I'm looking for a little help regarding how to map Configuration Items to Technical Service Offerings.

In the CSDM 2.0 Whitepaper it looks like we should use the “Manages:Managed By” relationship type, but I can see other relationship types mentioned in Orlando documentation and also in this forum.  My assumption is that for some of the cases below to work, the correct relationship type must be used.

Cases/Questions:

Users (both end users and "agents") might choose either the specific Infrastructure CI or the Service Offering

Choosing a Service Offering in Incident should filter the list that pops up for Affected CI's

When choosing an Infrastructure CI in and Incident that is related to a Service Offering, does the CI automatically pick up the commitments related to the Service Offering? Does the Service Offering field get automatically populated?

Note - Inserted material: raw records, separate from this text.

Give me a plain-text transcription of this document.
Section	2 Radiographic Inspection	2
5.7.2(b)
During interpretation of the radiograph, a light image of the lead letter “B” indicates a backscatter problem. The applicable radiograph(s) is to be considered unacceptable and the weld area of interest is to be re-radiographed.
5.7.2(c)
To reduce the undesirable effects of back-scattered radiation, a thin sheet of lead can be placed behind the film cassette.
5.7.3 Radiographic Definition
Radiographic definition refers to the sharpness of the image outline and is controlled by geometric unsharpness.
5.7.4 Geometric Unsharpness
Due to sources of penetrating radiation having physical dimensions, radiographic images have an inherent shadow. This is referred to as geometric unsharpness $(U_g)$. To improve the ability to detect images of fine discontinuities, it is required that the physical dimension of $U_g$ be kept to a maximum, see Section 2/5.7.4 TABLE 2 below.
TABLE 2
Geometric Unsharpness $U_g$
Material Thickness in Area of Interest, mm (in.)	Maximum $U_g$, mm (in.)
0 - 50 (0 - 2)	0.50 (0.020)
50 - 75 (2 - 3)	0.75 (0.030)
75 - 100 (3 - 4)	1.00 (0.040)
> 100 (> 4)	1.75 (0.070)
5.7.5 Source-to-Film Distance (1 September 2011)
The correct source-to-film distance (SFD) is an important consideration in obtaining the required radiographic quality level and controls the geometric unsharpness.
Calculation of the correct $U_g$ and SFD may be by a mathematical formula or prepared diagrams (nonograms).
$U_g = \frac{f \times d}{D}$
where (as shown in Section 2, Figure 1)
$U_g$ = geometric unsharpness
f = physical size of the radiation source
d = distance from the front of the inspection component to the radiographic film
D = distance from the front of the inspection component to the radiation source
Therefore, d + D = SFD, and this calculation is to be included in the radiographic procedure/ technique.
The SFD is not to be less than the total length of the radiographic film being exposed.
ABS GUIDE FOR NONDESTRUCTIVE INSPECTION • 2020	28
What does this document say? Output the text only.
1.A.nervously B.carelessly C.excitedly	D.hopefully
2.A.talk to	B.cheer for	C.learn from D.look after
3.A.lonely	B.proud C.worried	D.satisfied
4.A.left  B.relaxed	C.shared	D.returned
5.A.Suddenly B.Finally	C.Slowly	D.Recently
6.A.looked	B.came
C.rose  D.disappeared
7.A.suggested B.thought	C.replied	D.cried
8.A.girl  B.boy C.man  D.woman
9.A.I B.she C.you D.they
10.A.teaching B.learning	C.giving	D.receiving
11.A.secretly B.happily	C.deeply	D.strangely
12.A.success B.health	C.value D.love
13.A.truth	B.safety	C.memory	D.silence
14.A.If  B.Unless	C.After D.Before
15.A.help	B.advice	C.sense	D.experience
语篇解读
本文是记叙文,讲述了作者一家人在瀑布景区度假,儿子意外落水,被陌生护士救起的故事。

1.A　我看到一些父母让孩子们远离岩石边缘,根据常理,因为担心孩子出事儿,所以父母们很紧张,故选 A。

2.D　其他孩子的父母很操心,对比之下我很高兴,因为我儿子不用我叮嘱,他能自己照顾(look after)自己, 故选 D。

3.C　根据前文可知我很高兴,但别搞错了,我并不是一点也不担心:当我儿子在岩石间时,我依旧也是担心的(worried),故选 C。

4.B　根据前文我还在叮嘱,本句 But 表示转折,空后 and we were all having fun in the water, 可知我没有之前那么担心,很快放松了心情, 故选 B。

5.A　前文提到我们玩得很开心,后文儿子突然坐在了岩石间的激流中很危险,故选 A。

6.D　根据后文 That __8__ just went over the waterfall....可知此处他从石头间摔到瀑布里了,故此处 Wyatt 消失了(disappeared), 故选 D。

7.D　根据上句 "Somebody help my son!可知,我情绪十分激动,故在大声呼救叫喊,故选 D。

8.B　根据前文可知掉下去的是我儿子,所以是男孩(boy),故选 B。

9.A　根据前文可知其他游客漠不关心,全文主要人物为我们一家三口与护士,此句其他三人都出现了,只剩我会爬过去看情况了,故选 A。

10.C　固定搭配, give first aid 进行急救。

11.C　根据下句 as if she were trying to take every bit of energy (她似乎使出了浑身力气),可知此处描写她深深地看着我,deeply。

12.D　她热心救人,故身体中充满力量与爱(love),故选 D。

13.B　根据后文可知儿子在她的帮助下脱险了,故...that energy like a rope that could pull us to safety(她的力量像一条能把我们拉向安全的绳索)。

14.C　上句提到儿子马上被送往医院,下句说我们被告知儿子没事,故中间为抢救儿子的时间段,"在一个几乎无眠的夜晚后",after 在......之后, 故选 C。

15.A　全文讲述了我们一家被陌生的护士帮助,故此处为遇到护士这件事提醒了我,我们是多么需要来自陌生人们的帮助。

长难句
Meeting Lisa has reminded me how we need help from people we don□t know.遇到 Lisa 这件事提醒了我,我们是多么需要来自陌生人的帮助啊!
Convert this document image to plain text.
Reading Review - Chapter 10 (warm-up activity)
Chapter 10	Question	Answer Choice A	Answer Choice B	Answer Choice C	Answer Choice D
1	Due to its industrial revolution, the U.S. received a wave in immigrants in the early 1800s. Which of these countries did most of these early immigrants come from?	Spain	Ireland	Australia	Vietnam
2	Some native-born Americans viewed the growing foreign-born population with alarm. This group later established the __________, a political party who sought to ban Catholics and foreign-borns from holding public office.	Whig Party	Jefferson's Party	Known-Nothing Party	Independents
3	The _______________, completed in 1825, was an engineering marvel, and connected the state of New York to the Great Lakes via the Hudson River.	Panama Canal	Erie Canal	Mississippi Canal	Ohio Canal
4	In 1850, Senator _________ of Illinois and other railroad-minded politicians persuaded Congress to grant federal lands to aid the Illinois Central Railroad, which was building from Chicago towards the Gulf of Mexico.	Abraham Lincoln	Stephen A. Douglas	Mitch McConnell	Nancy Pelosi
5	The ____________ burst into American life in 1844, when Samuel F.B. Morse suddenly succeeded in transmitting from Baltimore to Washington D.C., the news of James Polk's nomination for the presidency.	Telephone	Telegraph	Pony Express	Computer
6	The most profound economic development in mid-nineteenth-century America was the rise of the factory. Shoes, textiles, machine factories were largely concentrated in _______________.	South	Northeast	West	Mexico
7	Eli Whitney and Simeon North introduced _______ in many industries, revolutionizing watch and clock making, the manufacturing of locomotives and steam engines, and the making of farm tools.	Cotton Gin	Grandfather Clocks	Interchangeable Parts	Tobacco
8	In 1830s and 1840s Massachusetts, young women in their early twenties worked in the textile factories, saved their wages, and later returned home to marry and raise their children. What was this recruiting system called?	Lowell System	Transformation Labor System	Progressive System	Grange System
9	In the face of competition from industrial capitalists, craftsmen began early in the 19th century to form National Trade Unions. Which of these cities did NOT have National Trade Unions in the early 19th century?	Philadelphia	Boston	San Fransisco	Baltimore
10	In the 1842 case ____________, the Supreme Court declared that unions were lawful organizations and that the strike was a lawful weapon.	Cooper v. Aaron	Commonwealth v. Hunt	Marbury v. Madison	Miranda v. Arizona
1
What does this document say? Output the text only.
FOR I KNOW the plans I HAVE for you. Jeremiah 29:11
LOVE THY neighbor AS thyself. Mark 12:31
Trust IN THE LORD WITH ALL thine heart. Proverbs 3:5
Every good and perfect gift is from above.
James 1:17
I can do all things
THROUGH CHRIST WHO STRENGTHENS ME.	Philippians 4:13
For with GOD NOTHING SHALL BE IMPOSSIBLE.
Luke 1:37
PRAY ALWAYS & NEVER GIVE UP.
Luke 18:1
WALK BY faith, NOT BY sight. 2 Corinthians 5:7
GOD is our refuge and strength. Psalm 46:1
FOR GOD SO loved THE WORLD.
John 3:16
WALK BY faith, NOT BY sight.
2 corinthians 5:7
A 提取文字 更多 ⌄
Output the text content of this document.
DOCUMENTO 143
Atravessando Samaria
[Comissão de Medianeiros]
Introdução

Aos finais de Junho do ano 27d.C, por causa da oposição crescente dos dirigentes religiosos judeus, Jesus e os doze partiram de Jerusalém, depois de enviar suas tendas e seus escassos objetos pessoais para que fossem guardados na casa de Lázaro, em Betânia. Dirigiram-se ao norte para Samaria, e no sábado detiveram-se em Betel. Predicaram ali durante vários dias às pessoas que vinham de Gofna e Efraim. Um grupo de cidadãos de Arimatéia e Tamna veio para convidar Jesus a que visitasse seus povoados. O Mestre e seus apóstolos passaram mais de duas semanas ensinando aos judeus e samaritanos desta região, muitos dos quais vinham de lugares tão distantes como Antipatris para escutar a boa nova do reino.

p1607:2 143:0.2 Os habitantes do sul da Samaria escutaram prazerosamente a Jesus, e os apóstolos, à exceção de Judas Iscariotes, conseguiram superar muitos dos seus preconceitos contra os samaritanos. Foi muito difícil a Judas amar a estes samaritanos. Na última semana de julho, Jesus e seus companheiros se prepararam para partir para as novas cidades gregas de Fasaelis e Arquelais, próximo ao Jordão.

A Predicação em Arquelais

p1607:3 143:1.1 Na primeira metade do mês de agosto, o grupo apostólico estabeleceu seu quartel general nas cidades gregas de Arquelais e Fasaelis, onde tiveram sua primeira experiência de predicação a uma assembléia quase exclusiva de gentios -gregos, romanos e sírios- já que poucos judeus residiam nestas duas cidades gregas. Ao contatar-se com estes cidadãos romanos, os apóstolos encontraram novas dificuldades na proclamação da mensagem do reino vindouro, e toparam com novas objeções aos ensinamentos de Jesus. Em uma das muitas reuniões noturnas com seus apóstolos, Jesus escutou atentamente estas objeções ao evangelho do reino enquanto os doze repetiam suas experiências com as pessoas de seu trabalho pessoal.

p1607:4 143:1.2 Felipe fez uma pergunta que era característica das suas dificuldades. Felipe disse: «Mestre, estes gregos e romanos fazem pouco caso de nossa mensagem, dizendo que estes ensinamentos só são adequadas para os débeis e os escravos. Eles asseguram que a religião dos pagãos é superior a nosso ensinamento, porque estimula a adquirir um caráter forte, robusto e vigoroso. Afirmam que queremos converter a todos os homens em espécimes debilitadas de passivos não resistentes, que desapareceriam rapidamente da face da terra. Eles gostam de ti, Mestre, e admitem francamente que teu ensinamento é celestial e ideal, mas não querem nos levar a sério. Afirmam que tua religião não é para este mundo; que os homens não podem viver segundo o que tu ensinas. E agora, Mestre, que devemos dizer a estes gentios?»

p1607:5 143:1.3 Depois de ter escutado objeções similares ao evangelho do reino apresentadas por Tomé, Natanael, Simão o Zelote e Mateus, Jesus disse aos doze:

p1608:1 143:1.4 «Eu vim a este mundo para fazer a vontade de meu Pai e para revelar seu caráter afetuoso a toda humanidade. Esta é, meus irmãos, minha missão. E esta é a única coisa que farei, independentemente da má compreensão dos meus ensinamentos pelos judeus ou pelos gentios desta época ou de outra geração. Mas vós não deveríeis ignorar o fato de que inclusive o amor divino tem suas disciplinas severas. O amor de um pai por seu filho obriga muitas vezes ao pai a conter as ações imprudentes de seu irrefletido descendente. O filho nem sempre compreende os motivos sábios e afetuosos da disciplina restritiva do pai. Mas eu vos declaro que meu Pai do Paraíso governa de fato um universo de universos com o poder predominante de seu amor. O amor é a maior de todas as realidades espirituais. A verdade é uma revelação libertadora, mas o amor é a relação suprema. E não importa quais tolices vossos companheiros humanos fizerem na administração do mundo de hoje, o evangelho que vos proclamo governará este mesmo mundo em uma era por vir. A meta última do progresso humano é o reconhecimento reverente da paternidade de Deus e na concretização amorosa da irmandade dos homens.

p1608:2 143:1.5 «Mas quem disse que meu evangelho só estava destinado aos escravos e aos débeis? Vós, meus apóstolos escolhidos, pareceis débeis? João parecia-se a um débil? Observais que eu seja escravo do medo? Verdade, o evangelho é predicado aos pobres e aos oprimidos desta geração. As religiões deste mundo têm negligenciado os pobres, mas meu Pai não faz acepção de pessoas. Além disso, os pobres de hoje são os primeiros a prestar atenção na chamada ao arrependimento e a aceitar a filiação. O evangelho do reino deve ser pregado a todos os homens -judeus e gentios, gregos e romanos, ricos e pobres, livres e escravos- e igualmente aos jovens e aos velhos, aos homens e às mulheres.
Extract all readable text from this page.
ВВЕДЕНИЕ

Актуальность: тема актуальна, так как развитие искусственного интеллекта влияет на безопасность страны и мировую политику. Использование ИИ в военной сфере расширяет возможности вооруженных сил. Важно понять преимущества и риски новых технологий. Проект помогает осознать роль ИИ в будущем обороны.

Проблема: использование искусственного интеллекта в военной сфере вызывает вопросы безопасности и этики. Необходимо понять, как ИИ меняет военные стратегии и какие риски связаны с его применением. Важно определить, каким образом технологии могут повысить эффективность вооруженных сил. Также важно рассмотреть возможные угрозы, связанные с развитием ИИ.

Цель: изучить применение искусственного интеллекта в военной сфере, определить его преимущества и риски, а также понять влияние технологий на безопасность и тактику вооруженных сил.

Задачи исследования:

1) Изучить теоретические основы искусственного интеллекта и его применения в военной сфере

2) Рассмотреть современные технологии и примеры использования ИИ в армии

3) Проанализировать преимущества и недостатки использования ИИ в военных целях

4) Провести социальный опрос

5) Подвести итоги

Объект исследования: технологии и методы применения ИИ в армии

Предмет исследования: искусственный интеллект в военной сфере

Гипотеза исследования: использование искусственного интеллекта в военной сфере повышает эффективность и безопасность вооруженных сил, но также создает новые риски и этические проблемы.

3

Does an incident on an Infrastructure CI create an outage for the related Service Offering? and therefore impact the Service Offerings availability?

If anyone has any insight, or can point me in the right direction I would really appreciate the help.

15 REPLIES 15

Alec Hanson
Tera Guru

Hi, It would be interesting to know the other relationship types you have seen mentioned in the documentation or this forum for CIs to Technical Service Offerings, can you point these out at all?

I can see that CI to CI types will be different, but understand why the "Manages::Managed By" type is used for CI to Technical Service Offerings

Mary Vanatta
Kilo Guru

Alec,

Can you please provide a snip of the documentation you are seeing where it shows the "Manages::Managed By" relationship type in relation to CI to Technical Service Offerings? 

I think SN is very clear that these are the suggested relationships per CSDM 2.0.

find_real_file.png

Hi Mary,

It was actual an Example of the CSDM operation from Knowledge19 that I was looking at which is also within SN-WhitePaper-CSDM-022019find_real_file.png

The important thing however is probably more the use of a Relationship rather than a Reference - as per you followup comment.

Mary Vanatta
Kilo Guru

Relationships are not to be used for routing for support and approvals.  

The primary goal of relationships is to show CI dependencies (think dependency map).
References are best used for reporting, and routing. 

Relationships are useful in IT Ops tools such as Event Management to depict if a CI has an alert, then the relationships are available in a dependency map to see what other CI's or services are affected. 

Relationships are generally more challenging to report on because so many database tables might have to be referenced. 

Not using the assigned relationships above has the potential of breaking other Applications like Event Mgmt, SPM and APM. 

The use of Service Offerings roll up to Service Portfolio Management - the tool used for SLA,Availability, Commitments, Outages. 

 

Thanks @Mary Vanatta !  So am I crazy to think that if I want the best of both worlds, I need to have both a relationship and reference? and would that be a good or bad idea?